Par Roger CADIERGUES le 04 Juillet 2019
La lettre précédente constituait une sorte d'introduction au problème de la perméabilité à l'air des bâtiments. Nous y avons essentiellement parlé des méthodes que nous dirons "anciennes", ce qui n'en diminue d'ailleurs pas la valeur. Reste à voir la technique "actuelle".
Quelles en sont les bases ?
La mesure des fuites lorsque les locaux sont portés à une surpression de 50 pascals. Pour ce faire on installe un dispositif d'essai assez simple dans les principes, un peu plus délicat dans la réalisation. La mesure porte sur un groupe de locaux, par exemple un appartement. Toutes les ouvertures extérieures sont obturées alors que toutes les ouvertures intérieures restent ouvertes. Grâce à un rack de ventilateurs, placé dans une entrée et aspirant l'air extérieur, on met progressivement les locaux en surpression. Celle de 50 pascals est normalement atteinte en une minute environ, temps à partir duquel on mesure le débit fourni, plusieurs mesures successives assurant la fiabilité des résultats. De plus, grâce à de petits générateurs de fumée il est généralement possible de repérer les fuites accidentelles et locales essentielles (que l'on corrige éventuellement). Le résultat utile est le débit (souvent en mètre cube par heure) qui peut être, ou non, rapporté au mètre carré de surface extérieure de l'enveloppe.
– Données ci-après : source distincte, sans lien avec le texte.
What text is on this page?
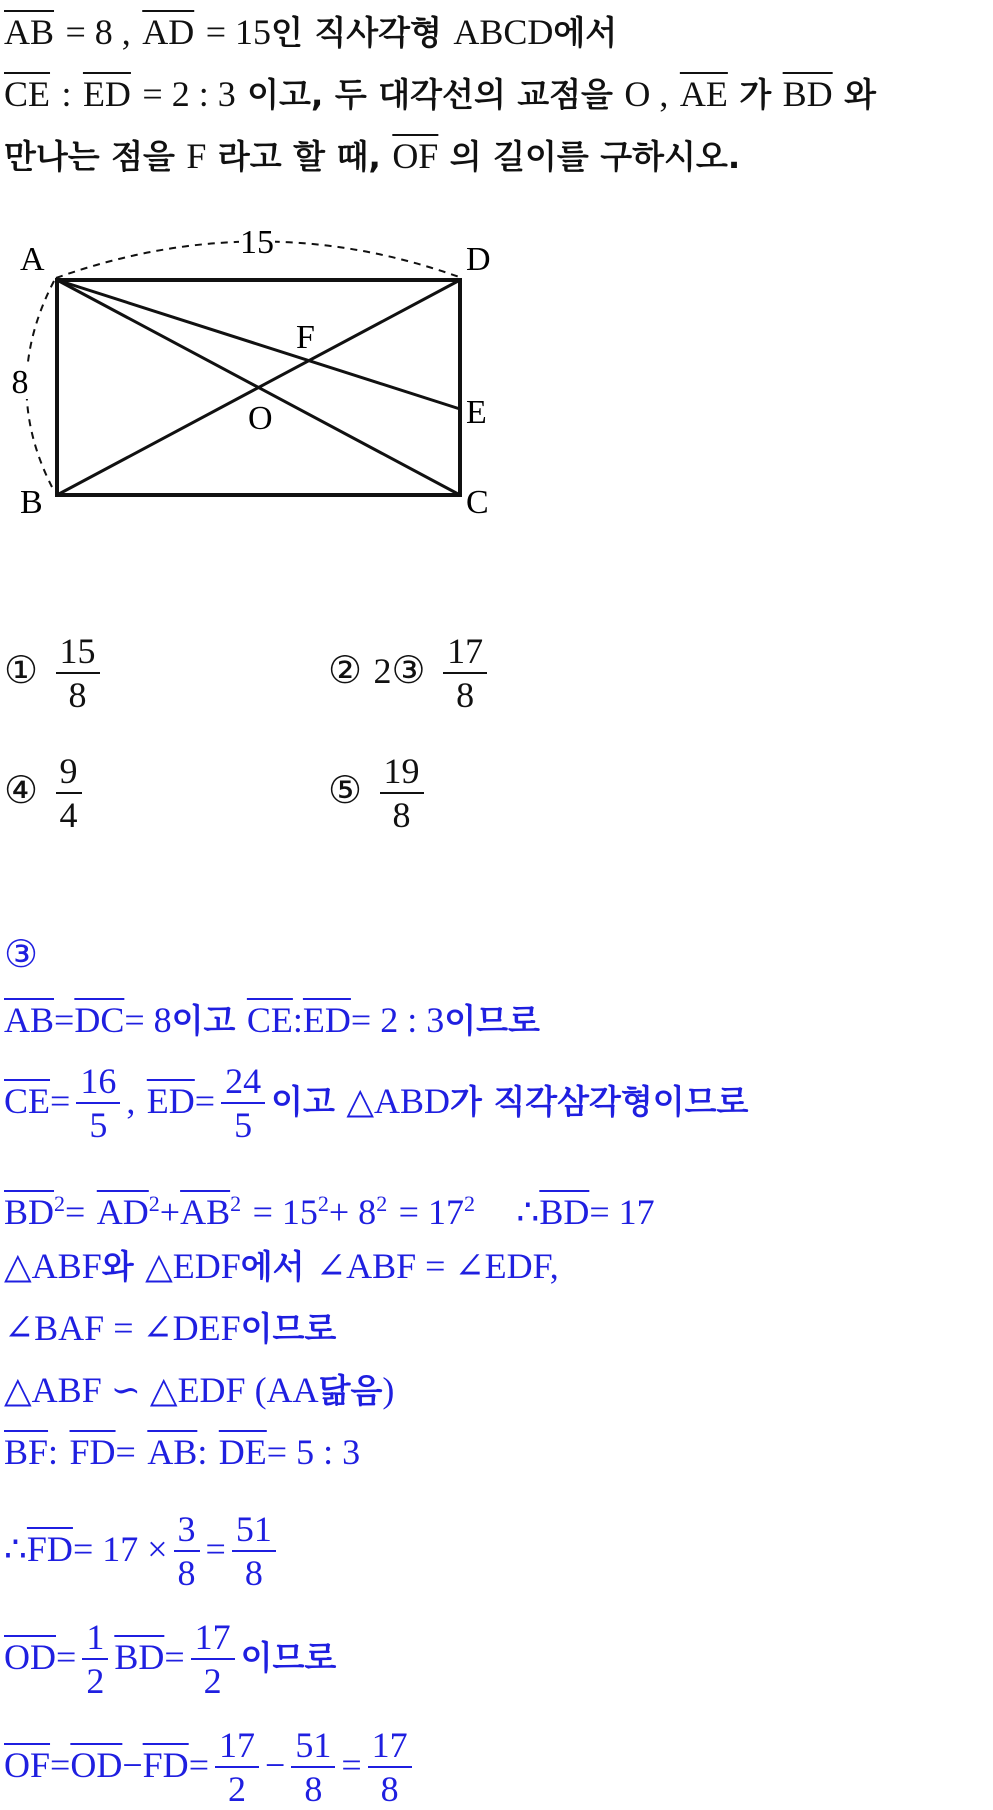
$\overline{AB} = 8$ , $\overline{AD} = 15$인 직사각형 ABCD에서
$\overline{CE}$ : $\overline{ED} = 2$ : 3 이고, 두 대각선의 교점을 O , $\overline{AE}$ 가 $\overline{BD}$ 와
만나는 점을 F 라고 할 때, $\overline{OF}$ 의 길이를 구하시오.
15
8
A	D
B	C
E
F
O
① $\frac{15}{8}$	② 2③ $\frac{17}{8}$
④ $\frac{9}{4}$	⑤ $\frac{19}{8}$
③
$\overline{AB}=\overline{DC}= 8$이고 $\overline{CE}:\overline{ED}= 2$ : 3이므로
$\overline{CE}= \frac{16}{5}$ , $\overline{ED}= \frac{24}{5}$ 이고 △ABD가 직각삼각형이므로
$\overline{BD}^2= \overline{AD}^2+\overline{AB}^2 = 15^2+ 8^2 = 17^2$ $\therefore\overline{BD}= 17$
△ABF와 △EDF에서 ∠ABF = ∠EDF,
∠BAF = ∠DEF이므로
△ABF ∽ △EDF (AA닮음)
$\overline{BF}$: $\overline{FD}= \overline{AB}$: $\overline{DE}= 5$ : 3
$\therefore\overline{FD}= 17 \times \frac{3}{8} = \frac{51}{8}$
$\overline{OD}= \frac{1}{2} \overline{BD}= \frac{17}{2}$ 이므로
$\overline{OF}=\overline{OD}-\overline{FD}= \frac{17}{2} - \frac{51}{8} = \frac{17}{8}$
Est-ce ce résultat sous 50 pascals qui est utilisé, ou non ?
Dans certaines réglementations c'est le débit par mètre carré d'enveloppe défini précédemment qui est la règle, par exemple 10 [m³/m² h] en Grande Bretagne ou 3 [m³/m² h] dans certains pays scandinaves. D'autres réglementations ou labels utilisent des expressions différentes. C'est ainsi qu'avec le label PassivHaus le critère adopté est le débit en "volume par heure" (maximum 0,6). Alors qu'en réglementation française (RT 2005) c'est le débit pour une surpression de 4 pascals (et non pas 50 pascals), le débit devant être alors limité à 0,8 [m³/m² h] dans les maisons individuelles, à 1,2 dans l'habitat collectif et la majorité des locaux tertiaires (hostellerie-restauration, bureau, enseignement, établissements sanitaires), et à 2,5 dans les autres bâtiments (commerces, etc.). Passer de la valeur à 50 pascals à celle correspondant à 4 pascals exige une gymnastique numérique un peu conventionnelle.
Le résultat sous 50 pascals est-il vraiment significatif ?
Disons d'abord qu'il faut prendre quelques précautions lors de la mesure : contrôler le débit plusieurs fois, éventuellement corriger les défauts apparaissant aux tests de fumée. Dans la pratique ces essais ne sont effectués que par des équipes contrôlées bénéficiant d'une certaine expérience des tests. Lorsque les battants de portes extérieures sont de type traditionnel il se peut que l'essai sous pression biaise un peu les résultats, mais le plus gênant en général est la relative lourdeur du procédé, qui n'en permet pratiquement pas la généralisation. De sorte que la procédure, un peu lourde et coûteuse, risque surtout d'être utilisée pour les expertises dans le cas de difficultés de chauffage.
Peut-on utiliser d'autres procédés de mesure ?
Les mesures les plus légères reposent sur l'utilisation de gaz traceurs (souvent l'hexafluorure de soufre actuellement), mais le raccordement à un écart de pression bien précis entre l'intérieur et l'extérieur n'est pas alors facile. L'une des procédures les plus simples est d'effectuer le test comme prévu, avec une surpression de 50 pascals, et de diviser par 5 pour avoir une évaluation (un peu forte généralement) de la perméabilité à 4 pascals de surpression. Reste que les conséquences à en tirer sont sujettes à discussion.
Qu'entendez-vous par là ?
Premier problème : lorsque vous mettez les locaux en forte surpression (50 pascals) vous pouvez " pousser " certains battants, et modifier ainsi la perméabilité. Deuxième problème : lorsque le débit est élevé, ou même en général, il se peut que vous ayez tout simplement mal calfeutré certaines zones, par exemple des lames d'air ventilées sur l'extérieur. Il est donc essentiel d'accompagner l'essai avec des tests de fuite à la fumée, et d'effectuer éventuellement les corrections nécessaires, à pérenniser ou pas selon les cas, l'ensemble étant confié à des équipes expérimentées.